The nation’s largest Bike Sharing program, scheduled to launch in NYC with 600 stations and 10,000 bikes this July, recently revealed a plan for 54 of the bike sharing stations, most of which will support more than 30 bicycles each. The locations were reveal by the NYC Department of Transportation during a Manhattan Community Board 4 meeting. Also introduced during the meeting were the local requirements for the stations and the strategy for placing 100+ bikes at some of the world’s busiest transportation hubs, Pennsylvania Station and Port Authority Terminal.
Last fall when Alta’s Bike Sharing program for NYC was announced, suggestions for the 600 station locations immediately flooded the DOT’s website. Since then, Alta has hosted several “open houses” introducing the bikes and the docking stations, but until the Community Board 4 (Midtown Manhattan) meeting last week there was no word on where the locations would be.
Although no locations are 100% yet, the current picture is looking transformational to how New Yorkers get around. In cooperation with NYC Department of Transportation, local community board meetings have begun the process of reviewing how these stations will work in their neighborhoods. One of the first requirements is that the stations will be located on the street to preserve the sidewalk and intense flows of foot traffic, particularly around transportation connection hubs like Penn Station.
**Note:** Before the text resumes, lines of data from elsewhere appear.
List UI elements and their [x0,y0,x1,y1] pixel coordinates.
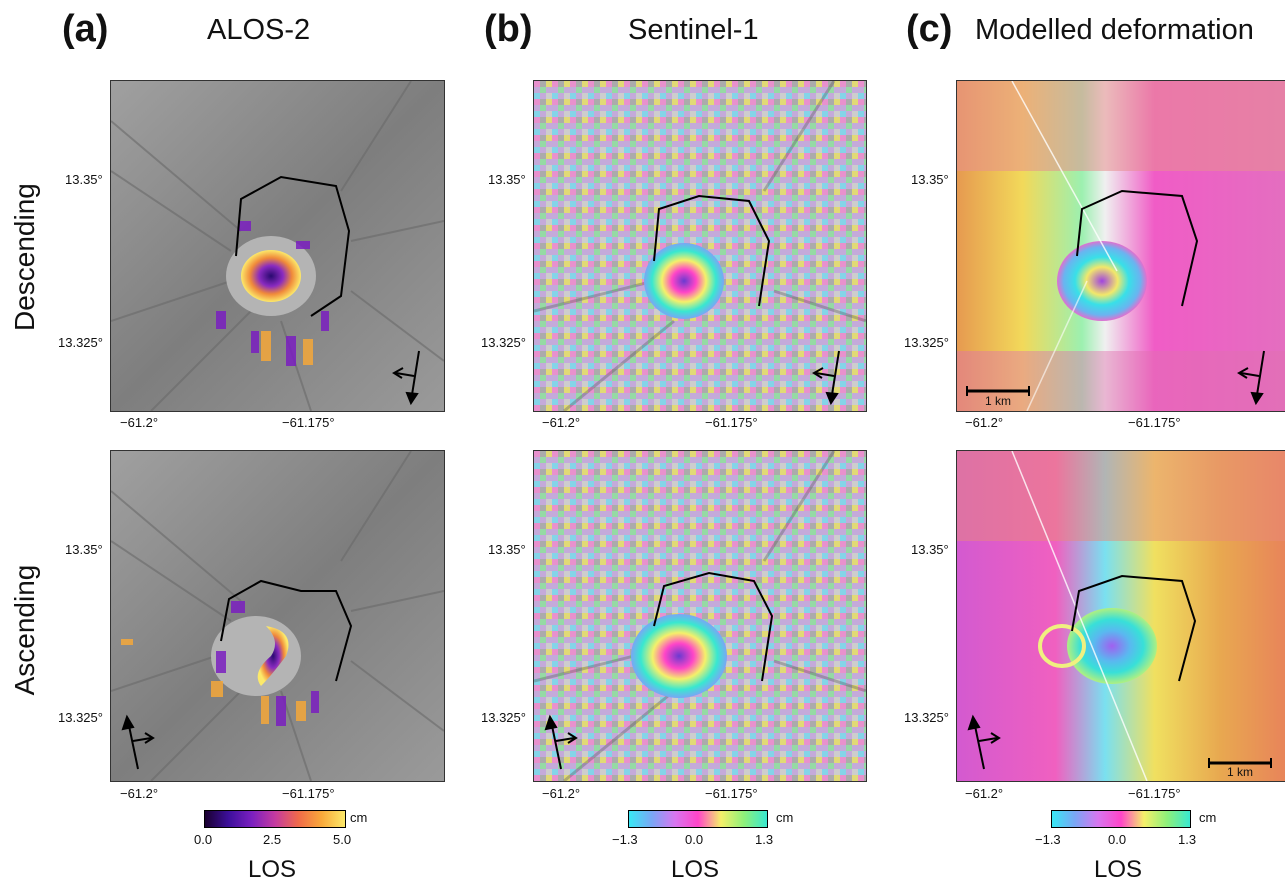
lon-tick-c-row2-61.175: −61.175° [1128,786,1181,801]
row-ascending-label: Ascending [9,564,40,696]
satellite-geometry-arrows [1237,350,1265,406]
colorbar-b-tick-0: −1.3 [612,832,638,847]
lon-tick-c-row1-61.2: −61.2° [965,415,1004,430]
colorbar-a-tick-1: 2.5 [263,832,282,847]
satellite-geometry-arrows [392,350,420,406]
column-b-letter: (b) [484,8,533,50]
satellite-geometry-arrows [812,350,840,406]
column-b-title: Sentinel-1 [628,14,759,46]
colorbar-b [628,810,768,828]
colorbar-a [204,810,346,828]
panel-c-ascending: 1 km [956,450,1285,782]
lon-tick-a-row1-61.175: −61.175° [282,415,335,430]
satellite-geometry-arrows [544,714,578,770]
sentinel1-descending-interferogram [534,81,866,411]
colorbar-a-los-label: LOS [248,856,297,883]
crater-rim-outline [220,579,353,682]
lon-tick-b-row2-61.175: −61.175° [705,786,758,801]
lat-tick-a-row1-13.35: 13.35° [65,172,103,187]
column-c-title: Modelled deformation [975,14,1254,46]
lat-tick-a-row2-13.35: 13.35° [65,542,103,557]
sentinel1-ascending-interferogram [534,451,866,781]
colorbar-c-tick-2: 1.3 [1178,832,1197,847]
crater-rim-outline [653,571,774,682]
colorbar-c-unit: cm [1199,810,1217,825]
satellite-geometry-arrows [967,714,1001,770]
colorbar-b-los-label: LOS [671,856,720,883]
colorbar-a-unit: cm [350,810,368,825]
lat-tick-a-row1-13.325: 13.325° [58,335,103,350]
colorbar-a-tick-0: 0.0 [194,832,213,847]
colorbar-b-unit: cm [776,810,794,825]
lat-tick-a-row2-13.325: 13.325° [58,710,103,725]
lon-tick-c-row1-61.175: −61.175° [1128,415,1181,430]
lat-tick-b-row1-13.35: 13.35° [488,172,526,187]
lat-tick-b-row2-13.325: 13.325° [481,710,526,725]
crater-rim-outline [1076,189,1199,307]
lon-tick-a-row1-61.2: −61.2° [120,415,159,430]
scale-bar-descending [966,386,1030,396]
colorbar-a-tick-2: 5.0 [333,832,352,847]
panel-b-ascending [533,450,867,782]
lat-tick-c-row2-13.325: 13.325° [904,710,949,725]
column-a-title: ALOS-2 [207,14,311,46]
column-a-letter: (a) [62,8,109,50]
row-descending-label: Descending [9,183,40,331]
lon-tick-a-row2-61.175: −61.175° [282,786,335,801]
lat-tick-c-row1-13.35: 13.35° [911,172,949,187]
colorbar-c-tick-1: 0.0 [1108,832,1127,847]
panel-c-descending: 1 km [956,80,1285,412]
lon-tick-c-row2-61.2: −61.2° [965,786,1004,801]
lon-tick-b-row1-61.2: −61.2° [542,415,581,430]
lat-tick-b-row2-13.35: 13.35° [488,542,526,557]
panel-b-descending [533,80,867,412]
colorbar-c [1051,810,1191,828]
scale-bar-label-ascending: 1 km [1227,765,1254,779]
colorbar-b-tick-1: 0.0 [685,832,704,847]
crater-rim-outline [653,194,771,307]
panel-a-ascending [110,450,445,782]
colorbar-c-tick-0: −1.3 [1035,832,1061,847]
crater-rim-outline [235,175,351,317]
colorbar-c-los-label: LOS [1094,856,1143,883]
lat-tick-c-row1-13.325: 13.325° [904,335,949,350]
lat-tick-b-row1-13.325: 13.325° [481,335,526,350]
lat-tick-c-row2-13.35: 13.35° [911,542,949,557]
modelled-descending-deformation [957,81,1285,411]
crater-rim-outline [1071,574,1197,682]
lon-tick-b-row1-61.175: −61.175° [705,415,758,430]
alos2-ascending-interferogram [111,451,444,781]
colorbar-b-tick-2: 1.3 [755,832,774,847]
modelled-ascending-deformation [957,451,1285,781]
alos2-descending-interferogram [111,81,444,411]
column-c-letter: (c) [906,8,953,50]
scale-bar-ascending [1208,758,1272,768]
panel-a-descending [110,80,445,412]
scale-bar-label-descending: 1 km [985,394,1012,408]
lon-tick-a-row2-61.2: −61.2° [120,786,159,801]
lon-tick-b-row2-61.2: −61.2° [542,786,581,801]
satellite-geometry-arrows [121,714,155,770]
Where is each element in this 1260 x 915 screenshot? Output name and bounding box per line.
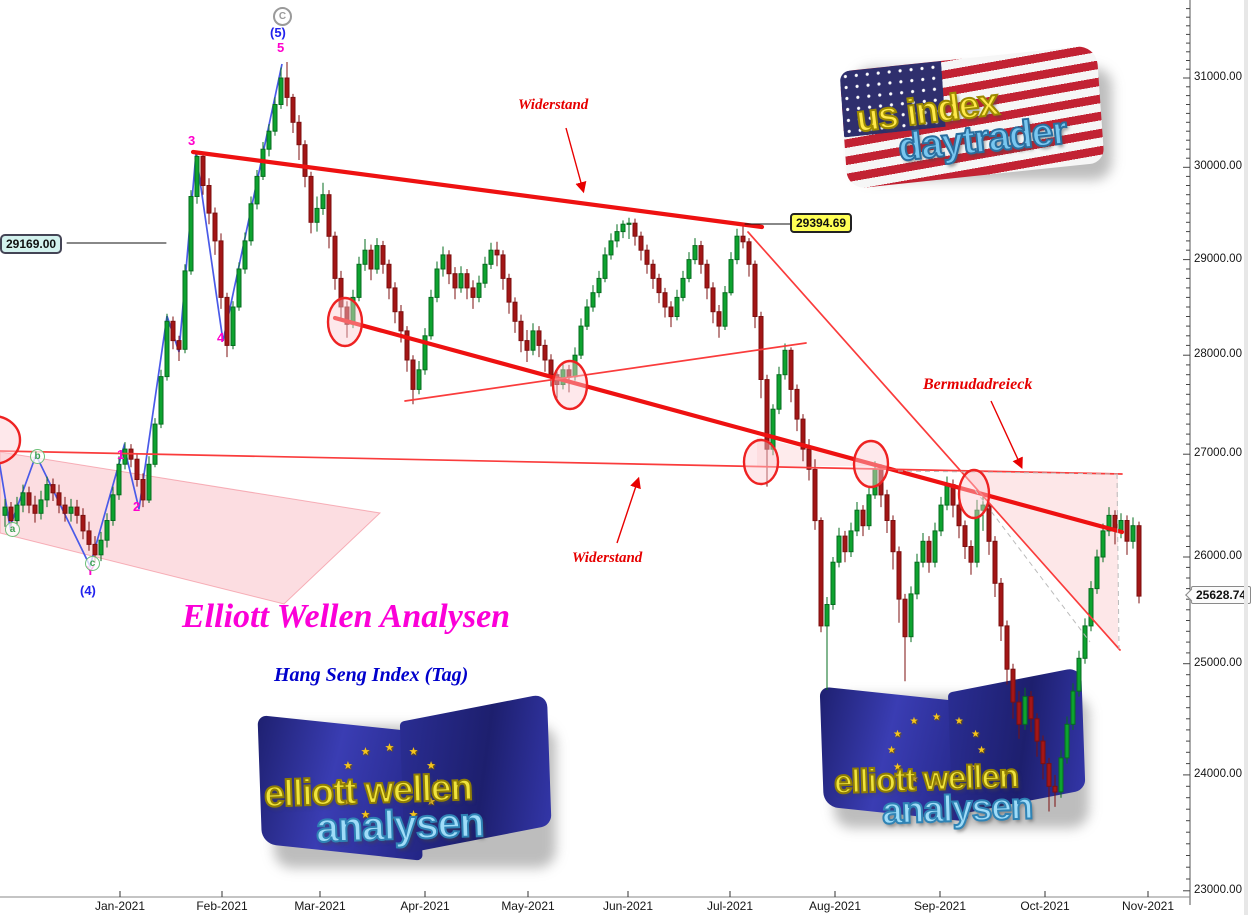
x-axis-label: Oct-2021 bbox=[1020, 899, 1070, 913]
vertical-scrollbar[interactable] bbox=[1244, 0, 1248, 915]
x-axis-label: Jul-2021 bbox=[706, 899, 754, 913]
wave-label-c: c bbox=[85, 556, 100, 571]
wave-label-3: 3 bbox=[188, 133, 196, 148]
horizontal-resistance-line bbox=[0, 450, 1123, 475]
y-axis-label: 31000.00 bbox=[1194, 71, 1242, 83]
resistance-label-upper: Widerstand bbox=[518, 97, 589, 113]
wave-label-1: 1 bbox=[117, 447, 125, 462]
y-axis-label: 27000.00 bbox=[1194, 447, 1242, 460]
highlight-ellipse bbox=[957, 468, 991, 520]
dashed-guide-line bbox=[974, 489, 1091, 643]
candles bbox=[2, 62, 1142, 812]
elliott-wave-path bbox=[0, 63, 283, 569]
y-axis-label: 29000.00 bbox=[1194, 252, 1242, 265]
y-axis-label: 24000.00 bbox=[1194, 767, 1242, 780]
highlight-ellipse bbox=[0, 415, 22, 465]
bermuda-arrow bbox=[990, 400, 1023, 470]
resistance-upper-trendline bbox=[190, 149, 765, 230]
highlight-ellipse bbox=[852, 439, 890, 489]
x-axis-label: Mar-2021 bbox=[294, 899, 346, 913]
x-axis-label: Jan-2021 bbox=[94, 899, 146, 913]
wave-label-c: C bbox=[273, 7, 292, 26]
y-axis-label: 23000.00 bbox=[1194, 883, 1242, 896]
x-axis-label: Sep-2021 bbox=[913, 899, 967, 913]
x-axis-label: May-2021 bbox=[501, 899, 555, 913]
wave-label-5: 5 bbox=[277, 40, 285, 55]
widerstand-upper-arrow bbox=[565, 127, 587, 194]
rising-trendline bbox=[404, 342, 807, 402]
dashed-guide-line bbox=[897, 470, 1119, 475]
chart-subtitle: Hang Seng Index (Tag) bbox=[274, 664, 469, 686]
highlight-ellipse bbox=[742, 438, 780, 486]
elliott-wellen-analysen-logo-left: ★ ★ ★ ★ ★ ★ ★ ★ ★ ★ ★ ★ elliott wellen analysen bbox=[252, 693, 556, 875]
wave-label-4: (4) bbox=[80, 583, 96, 598]
elliott-wellen-analysen-logo-right: ★ ★ ★ ★ ★ ★ ★ ★ ★ ★ ★ ★ elliott wellen analysen bbox=[812, 666, 1097, 842]
current-price-tag: 25628.74 bbox=[1191, 586, 1252, 605]
dashed-guide-line bbox=[1116, 473, 1120, 650]
widerstand-lower-arrow bbox=[616, 476, 641, 544]
wave-label-5: (5) bbox=[270, 25, 286, 40]
mid-trendline bbox=[332, 315, 1125, 535]
resistance-label-lower: Widerstand bbox=[572, 550, 643, 566]
highlight-ellipse bbox=[326, 296, 364, 348]
steep-trendline bbox=[747, 231, 1121, 651]
x-axis-label: Nov-2021 bbox=[1121, 899, 1175, 913]
watermark-title: Elliott Wellen Analysen bbox=[182, 598, 511, 635]
y-axis-label: 30000.00 bbox=[1194, 160, 1242, 173]
x-axis-label: Jun-2021 bbox=[602, 899, 654, 913]
wave-label-4: 4 bbox=[217, 330, 225, 345]
pink-channel bbox=[0, 451, 382, 605]
us-index-daytrader-logo: us index daytrader bbox=[839, 44, 1125, 192]
y-axis-label: 25000.00 bbox=[1194, 656, 1242, 669]
x-axis-label: Apr-2021 bbox=[400, 899, 450, 913]
bermuda-triangle-label: Bermudadreieck bbox=[923, 376, 1033, 393]
x-axis-label: Feb-2021 bbox=[196, 899, 248, 913]
price-marker-29169: 29169.00 bbox=[0, 233, 63, 254]
logo-text-analysen: analysen bbox=[314, 798, 485, 852]
y-axis-label: 28000.00 bbox=[1194, 348, 1242, 361]
price-marker-29394: 29394.69 bbox=[790, 212, 853, 233]
wave-label-a: a bbox=[5, 522, 20, 537]
highlight-ellipse bbox=[551, 359, 589, 411]
wave-label-b: b bbox=[30, 449, 45, 464]
x-axis-label: Aug-2021 bbox=[808, 899, 862, 913]
wave-label-2: 2 bbox=[133, 499, 141, 514]
y-axis-label: 26000.00 bbox=[1194, 549, 1242, 562]
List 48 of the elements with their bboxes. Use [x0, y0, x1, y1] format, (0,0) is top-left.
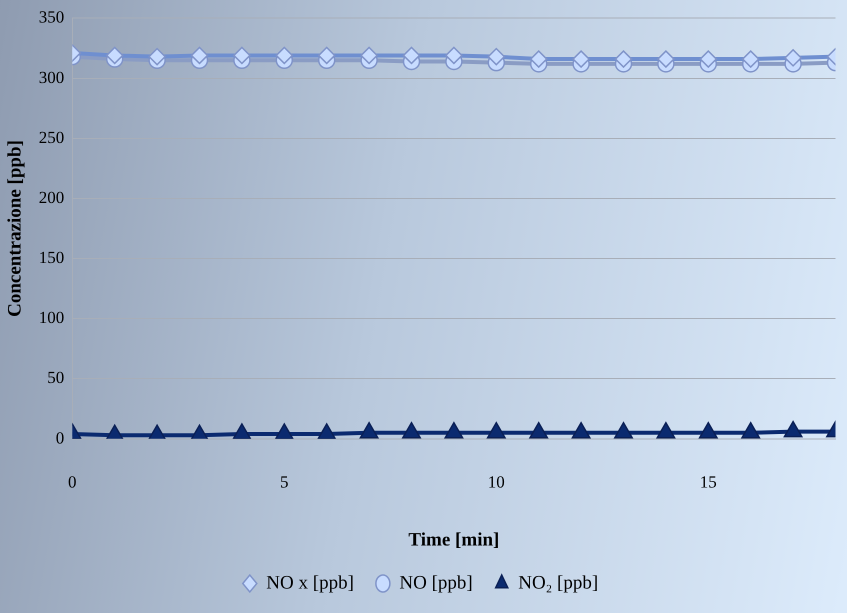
y-tick-label: 350 [38, 8, 64, 27]
point [572, 50, 590, 68]
point [614, 50, 632, 68]
point [360, 46, 378, 64]
point [614, 422, 633, 439]
point [318, 46, 336, 64]
point [657, 50, 675, 68]
point [784, 420, 803, 438]
point [317, 423, 336, 439]
point [486, 422, 506, 439]
point [741, 422, 760, 439]
y-tick-label: 300 [38, 68, 64, 87]
legend-label: NO x [ppb] [266, 572, 354, 594]
point [233, 46, 251, 64]
point [656, 422, 676, 439]
y-axis-title: Concentrazione [ppb] [4, 140, 26, 317]
x-tick-label: 10 [488, 472, 505, 492]
point [742, 50, 760, 68]
point [360, 422, 379, 439]
y-tick-label: 100 [38, 308, 64, 328]
point [444, 422, 464, 439]
point [784, 49, 802, 67]
point [572, 422, 591, 439]
point [488, 48, 506, 66]
point [190, 46, 208, 64]
legend-label: NO [ppb] [399, 572, 473, 594]
y-tick-label: 250 [38, 128, 64, 147]
point [529, 422, 548, 439]
point [402, 46, 420, 64]
point [106, 46, 124, 64]
point [402, 422, 421, 439]
y-tick-label: 50 [47, 368, 64, 388]
x-tick-label: 0 [68, 472, 77, 492]
point [530, 50, 548, 68]
point [274, 423, 294, 439]
point [445, 46, 463, 64]
point [700, 50, 718, 68]
legend-label: NO₂ [ppb] [518, 572, 598, 594]
x-axis-title: Time [min] [408, 530, 500, 551]
point [698, 422, 718, 439]
x-tick-label: 5 [280, 472, 289, 492]
y-tick-label: 200 [38, 188, 64, 207]
point [276, 46, 294, 64]
point [148, 48, 166, 66]
x-tick-label: 15 [700, 472, 717, 492]
point [232, 423, 252, 439]
y-tick-label: 0 [56, 428, 64, 448]
y-tick-label: 150 [38, 248, 64, 268]
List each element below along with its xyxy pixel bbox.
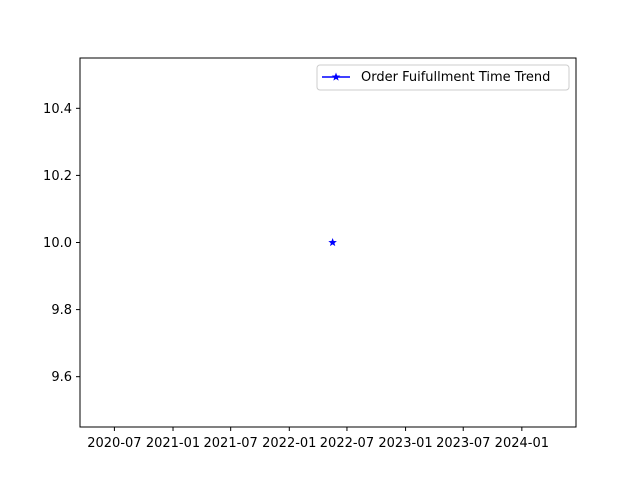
legend-box bbox=[316, 64, 570, 91]
legend: Order Fuifullment Time Trend bbox=[316, 64, 570, 91]
x-tick-label: 2023-01 bbox=[378, 436, 432, 451]
x-tick-label: 2022-07 bbox=[320, 436, 374, 451]
x-tick-label: 2020-07 bbox=[87, 436, 141, 451]
plot-frame bbox=[79, 57, 577, 428]
y-tick-label: 10.2 bbox=[43, 169, 72, 184]
y-tick-label: 10.0 bbox=[43, 236, 72, 251]
y-axis: 9.6 9.8 10.0 10.2 10.4 bbox=[43, 102, 80, 385]
x-tick-label: 2023-07 bbox=[436, 436, 490, 451]
legend-label: Order Fuifullment Time Trend bbox=[361, 70, 550, 85]
legend-star-icon bbox=[331, 72, 341, 81]
x-tick-label: 2021-01 bbox=[146, 436, 200, 451]
y-tick-label: 10.4 bbox=[43, 102, 72, 117]
series-layer bbox=[328, 238, 337, 247]
x-tick-label: 2024-01 bbox=[495, 436, 549, 451]
x-tick-label: 2022-01 bbox=[262, 436, 316, 451]
plot-area bbox=[80, 58, 576, 427]
y-tick-label: 9.8 bbox=[51, 303, 72, 318]
y-tick-label: 9.6 bbox=[51, 370, 72, 385]
data-point-star bbox=[328, 238, 337, 247]
x-axis: 2020-07 2021-01 2021-07 2022-01 2022-07 2023-… bbox=[87, 427, 549, 451]
x-tick-label: 2021-07 bbox=[204, 436, 258, 451]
CB 4 District Manager Jenna Chrisphonte explains, “You couldn’t put it right in front of the subway entrance.”
From the newly released plans, it looks like 180 bicycle docks wil be placed at Penn Station, and Port Authority will get 140. Smaller stations will be set up in less trafficked spots, such as the South East corner of 41st street and 8th Avenue across the street from the Port Authority entrance. The east side of Broadway and 9th Avenue, where bike lanes and public spaces have already begun to develop, are also prime targets for several smaller stations a few blocks apart. 54 bike sharing locations on the West side of Manhattan are currently proposed, with the majority supporting more than 30 bicycles per station.
The ongoing collaborative nature between Alta, NYC DOT, and all the local community boards is not only a fantastic example of adaptive urban change, but it’s completely necessary. New York City’s Bike Share program is not the first, but it will be one of the largest systems in the world. Washington D.C.’s well-regarded Capital Bike share system has a mere 23 docking stations in front of Union Station and another 23 stations a few blocks away. New York’s transportation connection hubs are more than twice as large and far more logistically complex.
One of the most interesting things about the stations is that each can be set up or taken apart in an hour. This will allow everyone to see how the stations succeed or fail in the wild, while allowing planners to easily modify locations. The DOT has several meetings coming up if you want to voice your opinion.